Story highlights
- At least 43 people are dead and 6 wounded in the airstrike, the Sabratha Municipal Council reports
- The U.S. observed advanced training at the site and was worried about an external attack, according to a U.S. official
- Noureddine Chouchane, a senior terror operative, was believed to be among those at the northwest Libya site
(CNN)American warplanes hit an ISIS camp Friday in Libya where foreign fighters had been engaged in special, advanced training -- possibly, a U.S. official said, ahead of a terror attack in Europe or somewhere else outside the North African nation.
Noureddine Chouchane, a senior operative in the terrorist group from Tunisia, was believed to be among those from around Africa and the Middle East who had converged on the site. He is thought to have played an instrumental role in two terror attacks in Tunisia last year, one at Tunis' Bardo Museum that killed 23 people and another at a seaside resort in Sousse that left 38 dead. ISIS claimed responsibility for both massacres.
Friday morning's U.S. strike in the al-Qasser district in Sabratha, a coastal city in northwestern Libya where most residents are from Tunisia, killed at least 43 people and wounded over six others, according to the Sabratha Municipal Council. Libyan Red Crescent spokesman Mohamed al-Misrati has said the death toll will probably rise, as bodies were still buried in the rubble Friday evening.
It was not immediately clear if Chouchane is among the dead.

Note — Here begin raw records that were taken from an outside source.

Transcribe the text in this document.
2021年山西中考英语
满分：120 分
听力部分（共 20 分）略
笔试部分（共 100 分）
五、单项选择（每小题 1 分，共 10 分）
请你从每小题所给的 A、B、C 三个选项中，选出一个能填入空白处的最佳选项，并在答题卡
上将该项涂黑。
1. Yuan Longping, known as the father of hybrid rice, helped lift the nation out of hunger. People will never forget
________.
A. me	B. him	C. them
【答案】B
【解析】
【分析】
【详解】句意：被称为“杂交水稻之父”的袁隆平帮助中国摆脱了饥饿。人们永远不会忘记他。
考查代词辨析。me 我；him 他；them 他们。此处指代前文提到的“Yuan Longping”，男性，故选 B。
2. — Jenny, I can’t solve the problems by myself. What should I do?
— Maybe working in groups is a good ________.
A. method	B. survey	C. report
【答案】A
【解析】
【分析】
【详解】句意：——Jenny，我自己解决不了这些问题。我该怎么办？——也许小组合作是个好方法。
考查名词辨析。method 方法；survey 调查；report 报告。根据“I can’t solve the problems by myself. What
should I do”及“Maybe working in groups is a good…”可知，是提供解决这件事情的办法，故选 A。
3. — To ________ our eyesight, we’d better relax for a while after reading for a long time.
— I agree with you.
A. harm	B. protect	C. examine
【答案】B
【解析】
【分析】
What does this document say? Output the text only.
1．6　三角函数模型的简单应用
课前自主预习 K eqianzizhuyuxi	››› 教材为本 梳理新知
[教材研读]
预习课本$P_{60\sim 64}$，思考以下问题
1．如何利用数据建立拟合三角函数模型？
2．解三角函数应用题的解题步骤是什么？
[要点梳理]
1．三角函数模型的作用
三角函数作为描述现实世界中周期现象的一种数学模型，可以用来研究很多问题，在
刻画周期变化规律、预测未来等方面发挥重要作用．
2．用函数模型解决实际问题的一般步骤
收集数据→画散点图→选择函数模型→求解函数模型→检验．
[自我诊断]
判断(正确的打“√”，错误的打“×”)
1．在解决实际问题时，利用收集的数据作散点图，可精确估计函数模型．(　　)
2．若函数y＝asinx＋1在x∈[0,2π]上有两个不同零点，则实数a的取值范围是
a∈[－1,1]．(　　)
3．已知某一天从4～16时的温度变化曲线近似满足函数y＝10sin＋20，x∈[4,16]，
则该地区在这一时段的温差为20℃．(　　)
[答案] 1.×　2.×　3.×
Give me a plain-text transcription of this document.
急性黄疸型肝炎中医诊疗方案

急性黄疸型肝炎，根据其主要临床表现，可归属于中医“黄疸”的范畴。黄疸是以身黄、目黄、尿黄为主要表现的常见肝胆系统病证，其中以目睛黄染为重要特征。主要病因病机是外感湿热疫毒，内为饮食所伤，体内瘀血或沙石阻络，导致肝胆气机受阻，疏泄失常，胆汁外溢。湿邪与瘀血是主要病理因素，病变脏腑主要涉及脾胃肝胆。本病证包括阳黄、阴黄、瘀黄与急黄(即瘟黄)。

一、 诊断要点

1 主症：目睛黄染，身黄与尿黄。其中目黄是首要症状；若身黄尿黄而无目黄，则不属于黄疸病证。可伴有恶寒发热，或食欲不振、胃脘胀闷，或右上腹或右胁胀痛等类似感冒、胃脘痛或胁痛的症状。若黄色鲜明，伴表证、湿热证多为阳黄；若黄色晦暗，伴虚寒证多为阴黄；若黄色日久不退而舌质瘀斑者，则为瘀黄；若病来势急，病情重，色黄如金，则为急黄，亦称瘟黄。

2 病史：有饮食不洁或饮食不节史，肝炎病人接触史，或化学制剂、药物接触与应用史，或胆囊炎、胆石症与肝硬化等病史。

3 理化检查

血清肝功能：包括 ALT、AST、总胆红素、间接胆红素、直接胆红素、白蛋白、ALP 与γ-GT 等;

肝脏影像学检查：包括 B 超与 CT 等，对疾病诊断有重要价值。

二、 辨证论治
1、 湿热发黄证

A Libyan man started to expand a house in Sabratha to several levels last year, security officials in the city said. He'd brought in several groups of fighters over the past few months, including one batch two days ago. That house was struck Friday.
Over the last several weeks, the United States observed militants moving around the targeted site and undergoing what appeared to be special training, according to a U.S. official.
"This was outside the normal training camp scenario," the official said.
The activity raised concerns they might be planning to launch an external attack, though no details were discovered about exactly where or when this might take place.
Sabratha Mayor Hussein al-Thawadi described the site as an ISIS recruitment base for foreigners, mostly from Tunisia. He said a Jordanian woman is among the dead.
The U.S. military has launched hundreds of airstrikes against ISIS targets over the past two years. These have been concentrated in Iraq and Syria, where the Islamist extremist group has established its biggest foothold and has its de facto capital in Raqqa.
But Libya -- a North African nation that's been in turmoil, and a hotbed for some militant groups, since a 2011 revolution that toppled its longtime dictator Moammar Gadhafi -- has been in its crosshairs as well.
ISIS expansion in turbulent Libya
ISIS has emerged as the world's top terror threat, having conducted or inspired about 70 attacks in 20 countries since declaring its caliphate in June 2014. Not including its armed campaigns in Syria and Iraq, these attacks have killed at least 1,200 people and injured more than 1,700 others.